ECLI:NL:RBMID:2009:BI2481
Rechtbank Middelburg
- Kort geding
- Rechtspraak.nl
Aanbestedingsprocedure schoonmaakonderhoud door lagere overheden in Zeeuws Vlaanderen
In deze zaak gaat het om een aanbestedingsprocedure voor schoonmaakonderhoud van gebouwen en objecten door lagere overheden in Zeeuws Vlaanderen. De aanbestedende diensten hebben een aanbesteding uitgeschreven en een aantal ondernemingen, waaronder Hago en CSU, hebben ingeschreven. Hago ontving op 29 oktober 2008 een brief waarin werd meegedeeld dat zij vooralsnog niet voor gunning in aanmerking kwam en dat CSU de opdracht zou krijgen. Hago had tot 13 november 2008 de tijd om bezwaar te maken tegen dit voorgenomen gunningbesluit. Hago heeft echter pas op 30 oktober 2008 een brief gestuurd waarin zij aangaf niet akkoord te gaan met de voorgenomen gunning, maar dit werd niet als een geldig bezwaar aangemerkt.
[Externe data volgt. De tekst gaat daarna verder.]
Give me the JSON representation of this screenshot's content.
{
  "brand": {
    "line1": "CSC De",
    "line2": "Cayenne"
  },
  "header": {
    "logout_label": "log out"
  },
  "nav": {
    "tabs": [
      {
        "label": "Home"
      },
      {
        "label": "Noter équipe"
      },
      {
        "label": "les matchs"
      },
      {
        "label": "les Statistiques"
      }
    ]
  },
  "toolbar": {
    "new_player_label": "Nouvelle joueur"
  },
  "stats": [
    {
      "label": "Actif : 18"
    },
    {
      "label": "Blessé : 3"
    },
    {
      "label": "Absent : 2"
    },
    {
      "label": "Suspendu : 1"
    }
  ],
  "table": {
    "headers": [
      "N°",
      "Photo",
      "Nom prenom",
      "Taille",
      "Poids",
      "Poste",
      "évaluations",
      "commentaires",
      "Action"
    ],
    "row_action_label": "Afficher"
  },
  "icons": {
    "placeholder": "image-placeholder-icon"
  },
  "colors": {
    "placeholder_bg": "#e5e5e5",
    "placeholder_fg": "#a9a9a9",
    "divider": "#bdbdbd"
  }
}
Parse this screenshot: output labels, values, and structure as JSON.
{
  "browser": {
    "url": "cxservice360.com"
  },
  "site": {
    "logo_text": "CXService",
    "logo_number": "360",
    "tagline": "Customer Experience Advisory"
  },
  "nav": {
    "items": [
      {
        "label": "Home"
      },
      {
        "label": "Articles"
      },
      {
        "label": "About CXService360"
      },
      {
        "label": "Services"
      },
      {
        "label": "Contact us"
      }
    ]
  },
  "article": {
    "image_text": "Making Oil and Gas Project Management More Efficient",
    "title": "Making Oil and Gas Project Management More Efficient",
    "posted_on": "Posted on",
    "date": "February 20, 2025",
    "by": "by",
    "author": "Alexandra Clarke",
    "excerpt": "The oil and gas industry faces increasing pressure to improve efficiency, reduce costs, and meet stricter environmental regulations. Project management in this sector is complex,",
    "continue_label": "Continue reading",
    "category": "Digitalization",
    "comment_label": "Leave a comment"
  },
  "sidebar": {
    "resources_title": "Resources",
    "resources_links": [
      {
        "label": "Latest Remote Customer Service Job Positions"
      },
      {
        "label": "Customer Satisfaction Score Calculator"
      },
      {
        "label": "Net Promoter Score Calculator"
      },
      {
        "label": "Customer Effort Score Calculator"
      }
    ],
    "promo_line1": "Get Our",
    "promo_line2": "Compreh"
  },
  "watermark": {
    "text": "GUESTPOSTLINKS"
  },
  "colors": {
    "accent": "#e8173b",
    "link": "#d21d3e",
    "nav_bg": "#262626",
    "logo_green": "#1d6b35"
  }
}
Op 5 december 2008 heeft Hago een dagvaarding in kort geding uitgebracht. De voorzieningenrechter heeft op 6 januari 2009 uitspraak gedaan over de ontvankelijkheid van Hago. De rechter overwoog dat Hago niet-ontvankelijk was in haar vorderingen omdat zij de termijn voor bezwaar had overschreden. De voorzieningenrechter merkte op dat Hago had moeten weten hoe bezwaar gemaakt diende te worden en dat haar brief van 30 oktober 2008 niet als een rechtsmiddel kon worden aangemerkt. De gang van zaken rondom de bespreking op 11 november 2008 werd niet als een bijzondere omstandigheid gezien die de termijn zou verlengen.
De voorzieningenrechter heeft Hago in de proceskosten veroordeeld, die aan de zijde van de aanbestedende diensten en CSU zijn begroot op respectievelijk € 1.054,-- en € 251,-- wegens procureurssalaris en griffierechten. De uitspraak werd openbaar uitgesproken op 6 januari 2009.